Porter's mission for U.S. Olympic team
Caleb Porter's tenure as head coach of the U.S. U-23 national team has been a study in delayed gratification.
Hired on Oct. 20 to lead the side that will hopefully represent the U.S. at this summer's Olympics, Porter has had to watch from afar as he finished out the collegiate season with the University of Akron. At a U-23 training camp in Germany last month, it was Claudio Reyna and U.S. U-20 head coach Tab Ramos -- and not Porter -- who put the assembled players through their paces.
At last, that is set to change. Starting Thursday, Porter will lead a group of 30 players in Lakewood Ranch, Fla., for the second of what are expected to be five camps ahead of the CONCACAF Olympic qualifying tournament in late March.
Five players to watch
These players will be on Caleb Porter's radar as he prepares the U.S. for Olympic qualifying:
Some eyebrows were raised when Adu, a veteran of the 2008 Olympic team, was left off the roster for the camp in Germany, but the Philadelphia Union attacker was included on the Florida roster, and Porter expects the midfielder to play "a major role."

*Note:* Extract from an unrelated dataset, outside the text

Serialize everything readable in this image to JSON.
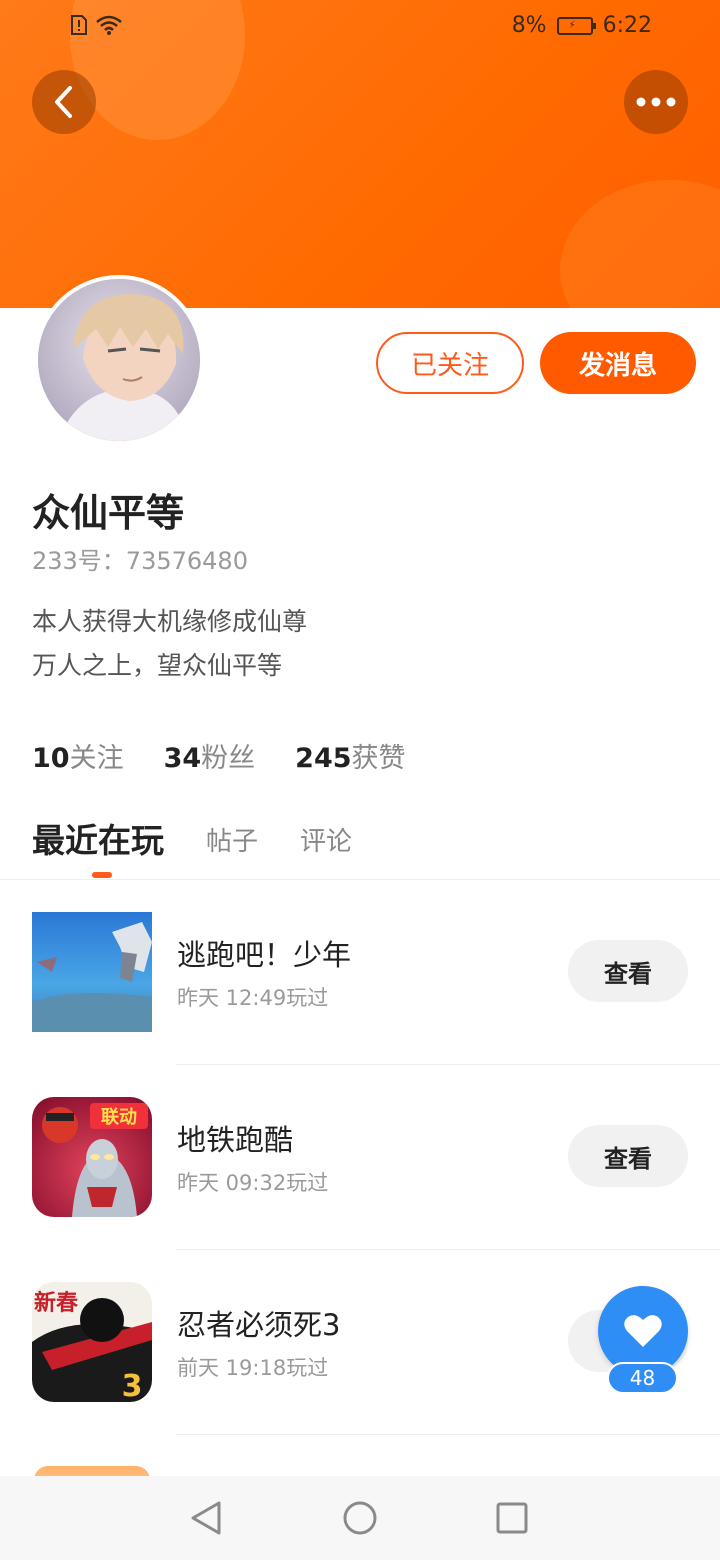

Currently with the U-23 team of German club Hoffenheim, Gyau has long been one of the jewels of the U.S. youth system, with his ability to take players one-on-one doing plenty to catch the eye. Only question is whether it's still too early for the 19-year-old.
A starter with D.C. United, Hamid's size and athleticism in goal have been impressive, and he's been tabbed as Tim Howard's backup on the full national team since Klinsmann took over.
Gatt's blazing speed and skill on the ball have made him a favorite of Molde manager -- and former Manchester United forward -- Ole Gunnar Solskjaer, helping the club win the 2011 first division title.
A reserve player for Borussia Dortmund, Boyd has put his size and strength to good use, with 10 goals in 15 games so far this season. He's a late addition to the Florida roster after participating in the camp in Germany. -- JC
"I've been antsy, to be honest with you," said Porter by telephone. "Until you really get in the trenches with the guys, get in front of them, get in training and get a chance to start developing relationships with them and start to imprint your philosophies, it feels like you're detached from it."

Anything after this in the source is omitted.